European Commissioner for Enlargement and European Neighborhood Policy Štefan Füle warned about the dangers of radicalization of the peaceful protest movement of Euromaidan, and Vitali Klitschko, leader of the Ukrainian Democratic Alliance for Reform, personally came to the Justice Ministry and asked Spilna Sprava activists to retreat from the building. The activists, however, refused, as well as calling Klitschko names. Conversely, Energy and Coal Industry Minister of Ukraine Eduard Stavytsky was able to negotiate an end to the seizure of the ministry's building by Spilna Sprava militants, arguing that its continuation may disrupt the work of the ministry, including the oversight of Ukraine's nuclear power stations.

During Euromaidan, relations between Spilna Sprava and Ukrainian nationalist party Svoboda were especially tense and mistrustful, with Svoboda activists threatening Spilna Sprava militants with stun guns and forcing them out of the Ministry of Agriculture. Six activists from Spilna Sprava were reportedly injured in the confrontation. Tensions between the two groups began at the beginning of Euromaidan, during the police siege of the seized Kyiv City Council building on 11 December 2013. When Spilna Sprava activists left the building to confront riot police in the street, they were locked out by Svoboda militants, and later accused of fleeing the scene. Further deteriorating relations, both riot policemen and Spilna Sprava activists were sprayed in a chilling December wind from a fire hose out of the second-floor window.

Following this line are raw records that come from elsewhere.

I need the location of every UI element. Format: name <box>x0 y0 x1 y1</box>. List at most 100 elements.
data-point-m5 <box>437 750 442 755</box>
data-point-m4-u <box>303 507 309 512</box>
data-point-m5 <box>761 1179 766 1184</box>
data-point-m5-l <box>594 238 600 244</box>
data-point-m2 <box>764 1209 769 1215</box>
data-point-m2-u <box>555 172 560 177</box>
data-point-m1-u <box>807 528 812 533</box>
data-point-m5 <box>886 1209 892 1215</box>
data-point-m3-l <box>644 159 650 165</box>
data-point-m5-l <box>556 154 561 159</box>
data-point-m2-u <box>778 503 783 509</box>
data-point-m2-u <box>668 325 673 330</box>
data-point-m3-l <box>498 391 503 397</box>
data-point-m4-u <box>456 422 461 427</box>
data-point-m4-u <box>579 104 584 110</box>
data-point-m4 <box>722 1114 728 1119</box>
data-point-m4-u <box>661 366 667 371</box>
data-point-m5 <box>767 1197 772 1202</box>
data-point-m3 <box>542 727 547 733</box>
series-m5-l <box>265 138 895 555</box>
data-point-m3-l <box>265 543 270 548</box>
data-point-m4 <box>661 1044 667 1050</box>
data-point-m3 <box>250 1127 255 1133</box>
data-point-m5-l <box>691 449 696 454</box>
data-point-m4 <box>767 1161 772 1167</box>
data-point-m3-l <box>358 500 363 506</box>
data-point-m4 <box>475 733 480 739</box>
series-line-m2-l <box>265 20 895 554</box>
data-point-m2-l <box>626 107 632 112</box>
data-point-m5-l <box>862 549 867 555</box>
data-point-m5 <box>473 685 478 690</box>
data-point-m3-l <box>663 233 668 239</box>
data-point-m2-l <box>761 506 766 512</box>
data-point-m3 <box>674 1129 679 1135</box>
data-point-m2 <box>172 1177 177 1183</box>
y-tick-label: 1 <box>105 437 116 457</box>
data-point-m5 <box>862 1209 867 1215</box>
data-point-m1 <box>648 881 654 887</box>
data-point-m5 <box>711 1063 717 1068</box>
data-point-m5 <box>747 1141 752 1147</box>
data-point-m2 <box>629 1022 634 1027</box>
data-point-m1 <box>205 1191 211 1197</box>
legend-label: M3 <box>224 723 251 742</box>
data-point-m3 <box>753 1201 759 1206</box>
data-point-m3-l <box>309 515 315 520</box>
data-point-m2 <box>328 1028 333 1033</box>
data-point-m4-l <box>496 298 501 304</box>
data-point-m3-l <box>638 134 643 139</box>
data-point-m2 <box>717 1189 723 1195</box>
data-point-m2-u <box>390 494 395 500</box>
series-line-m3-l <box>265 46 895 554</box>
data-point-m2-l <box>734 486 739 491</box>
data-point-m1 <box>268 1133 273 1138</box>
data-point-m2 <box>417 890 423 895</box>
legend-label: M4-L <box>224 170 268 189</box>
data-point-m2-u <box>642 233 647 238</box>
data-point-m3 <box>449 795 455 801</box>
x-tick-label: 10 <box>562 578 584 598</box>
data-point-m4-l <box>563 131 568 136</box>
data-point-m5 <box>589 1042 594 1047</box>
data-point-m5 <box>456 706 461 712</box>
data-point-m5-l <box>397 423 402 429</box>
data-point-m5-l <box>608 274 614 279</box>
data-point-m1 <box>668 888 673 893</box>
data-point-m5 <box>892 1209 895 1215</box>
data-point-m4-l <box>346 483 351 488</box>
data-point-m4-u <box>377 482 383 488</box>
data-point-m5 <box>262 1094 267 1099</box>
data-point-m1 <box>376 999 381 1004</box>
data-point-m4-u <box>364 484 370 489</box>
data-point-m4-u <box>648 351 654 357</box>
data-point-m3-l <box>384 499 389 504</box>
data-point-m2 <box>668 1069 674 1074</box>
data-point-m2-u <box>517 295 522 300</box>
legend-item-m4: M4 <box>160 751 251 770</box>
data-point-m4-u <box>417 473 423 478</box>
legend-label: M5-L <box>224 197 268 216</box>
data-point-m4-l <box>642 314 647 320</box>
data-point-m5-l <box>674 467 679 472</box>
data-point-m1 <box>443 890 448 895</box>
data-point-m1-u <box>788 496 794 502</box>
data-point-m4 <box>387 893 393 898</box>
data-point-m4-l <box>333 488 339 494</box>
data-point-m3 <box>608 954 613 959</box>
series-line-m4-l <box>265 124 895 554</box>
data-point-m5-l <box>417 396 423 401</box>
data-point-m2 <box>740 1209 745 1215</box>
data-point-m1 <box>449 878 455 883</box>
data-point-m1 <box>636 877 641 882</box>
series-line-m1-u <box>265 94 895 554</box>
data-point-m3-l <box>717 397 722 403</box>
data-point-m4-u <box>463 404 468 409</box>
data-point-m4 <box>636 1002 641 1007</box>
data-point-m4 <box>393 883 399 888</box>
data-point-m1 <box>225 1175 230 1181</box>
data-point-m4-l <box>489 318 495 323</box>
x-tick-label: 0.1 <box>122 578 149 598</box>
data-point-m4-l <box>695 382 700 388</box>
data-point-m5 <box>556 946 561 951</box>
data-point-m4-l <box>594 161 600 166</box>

Svoboda-Spilna Sprava relations following the success of Euromaidan and Yanukovych's flight from Ukraine, however, remained tense. In one incident, on 29 April 2014, the "Self-Defence of Maidan" tried to disperse a torch rally procession in Kyiv staged by Spilna Sprava and the Patriot of Ukraine in commemoration of protesters killed during Euromaidan, resulting in a large brawl near Maidan Nezalezhnosti.